The Daily Beast reported Friday that Nicholas Tartaglione — a former police officer-turned quadruple murderer — claimed in a pardon/commutation document filed last year that Epstein was intentionally put in harm's way. In the 21-page document the Beast obtained, Tartaglione insisted Trump wanted his former friend "dead."
Part of that alleged plan may have included selecting Tartaglione to be Epstein's cellmate at New York City's Metropolitan Corrections Center (MCC). The Beast reported that Tartaglione has "a self-confessed hatred of child sex offenders." In a September 2019 letter to the New York Daily News, Tartaglione argued it was suspicious for MCC to put him in the same cell as Epstein.
"The staff here at MCC had hundreds of inmates to choose from yet I was their first choice," he wrote. "... It is no coincidence that prior to trial I was transferred to the Metropolitan Correctional Center in Manhattan and deliberately placed in the same cell as Jeffrey Epstein."
Tartaglione's recently unearthed petition comes on the heels of Miami Herald reporter Julie K. Brown — who initially broke the news that led to Epstein's first indictment — finding that Tartaglione had once extorted Epstein and threatened his life. According to Brown, Epstein was found on the floor of his cell "with a piece of fabric around his neck," and the convicted sex trafficker initially claimed that Tartaglione attempted to kill him. But Tartaglione wrote in his 2019 letter that both he and Epstein were targeted for assassination, and claimed that several attempts were made on his own life while at MCC.
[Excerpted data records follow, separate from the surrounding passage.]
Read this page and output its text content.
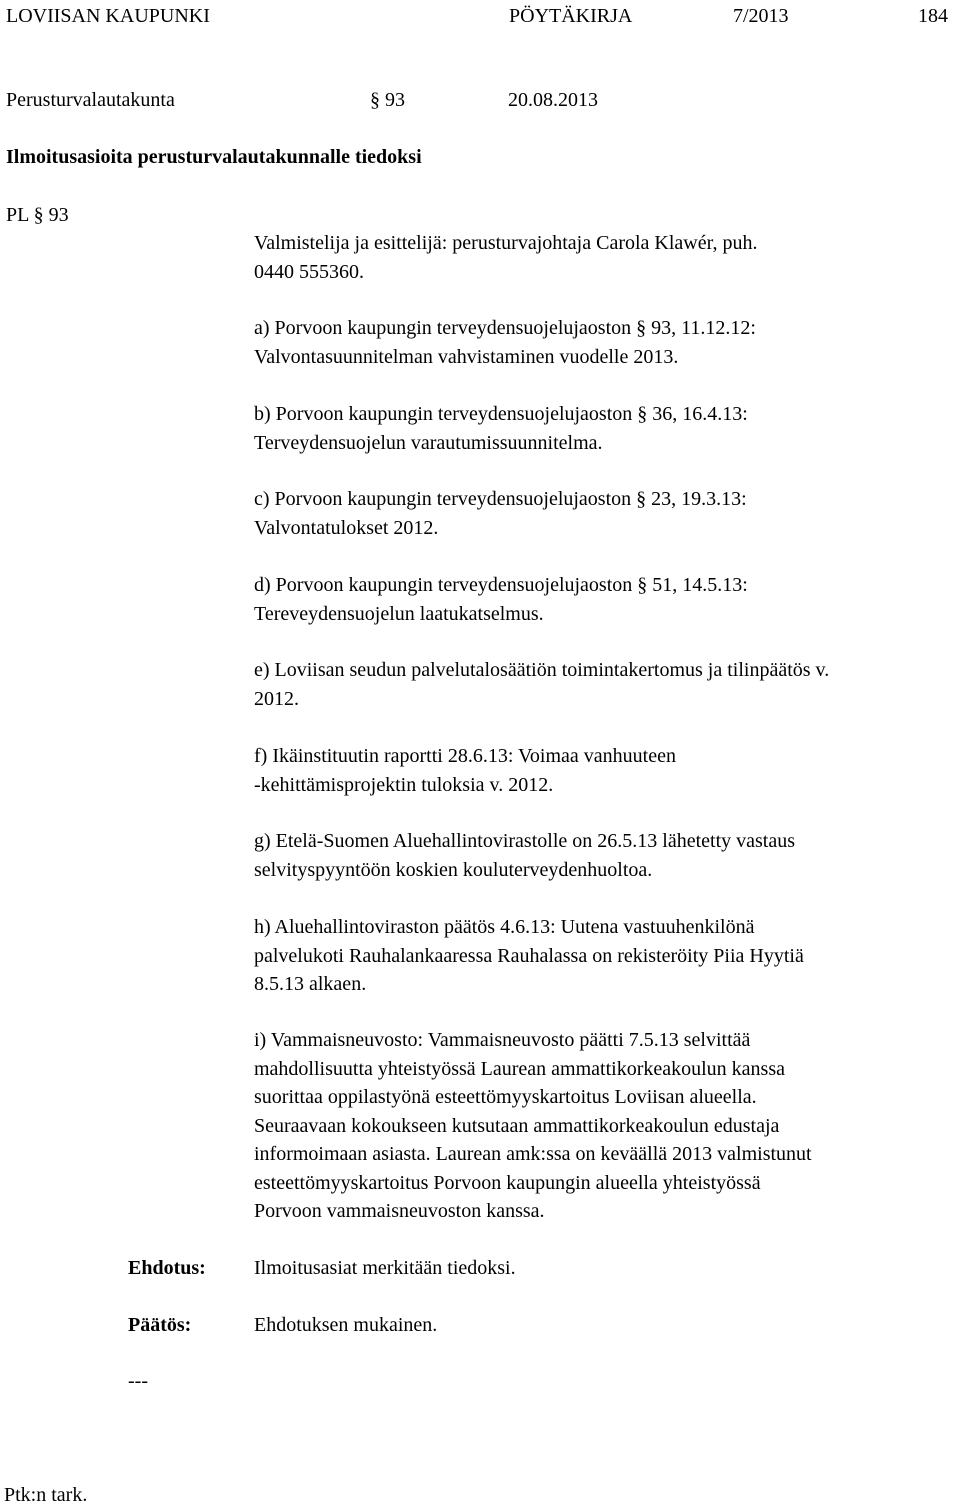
LOVIISAN KAUPUNKI	PÖYTÄKIRJA	7/2013	184
Perusturvalautakunta	§ 93	20.08.2013
Ilmoitusasioita perusturvalautakunnalle tiedoksi
PL § 93
Valmistelija ja esittelijä: perusturvajohtaja Carola Klawér, puh.
0440 555360.
a) Porvoon kaupungin terveydensuojelujaoston § 93, 11.12.12:
Valvontasuunnitelman vahvistaminen vuodelle 2013.
b) Porvoon kaupungin terveydensuojelujaoston § 36, 16.4.13:
Terveydensuojelun varautumissuunnitelma.
c) Porvoon kaupungin terveydensuojelujaoston § 23, 19.3.13:
Valvontatulokset 2012.
d) Porvoon kaupungin terveydensuojelujaoston § 51, 14.5.13:
Tereveydensuojelun laatukatselmus.
e) Loviisan seudun palvelutalosäätiön toimintakertomus ja tilinpäätös v.
2012.
f) Ikäinstituutin raportti 28.6.13: Voimaa vanhuuteen
-kehittämisprojektin tuloksia v. 2012.
g) Etelä-Suomen Aluehallintovirastolle on 26.5.13 lähetetty vastaus
selvityspyyntöön koskien kouluterveydenhuoltoa.
h) Aluehallintoviraston päätös 4.6.13: Uutena vastuuhenkilönä
palvelukoti Rauhalankaaressa Rauhalassa on rekisteröity Piia Hyytiä
8.5.13 alkaen.
i) Vammaisneuvosto: Vammaisneuvosto päätti 7.5.13 selvittää
mahdollisuutta yhteistyössä Laurean ammattikorkeakoulun kanssa
suorittaa oppilastyönä esteettömyyskartoitus Loviisan alueella.
Seuraavaan kokoukseen kutsutaan ammattikorkeakoulun edustaja
informoimaan asiasta. Laurean amk:ssa on keväällä 2013 valmistunut
esteettömyyskartoitus Porvoon kaupungin alueella yhteistyössä
Porvoon vammaisneuvoston kanssa.
Ehdotus: Ilmoitusasiat merkitään tiedoksi.
Päätös:	Ehdotuksen mukainen.
---
Ptk:n tark.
"I clearly was not protected on purpose, nor was Epstein," he wrote. "I truly believe that the government wanted both Epstein and me dead."
Epstein later changed his story to say that he couldn't remember the details of the attack. Eventually, the incident was described as an act of "self-mutilation." Brown reported that details of the attack were later "expunged." Epstein's brother, Mark, continues to insist that his brother didn't take his own life, and that his death was the result of foul play.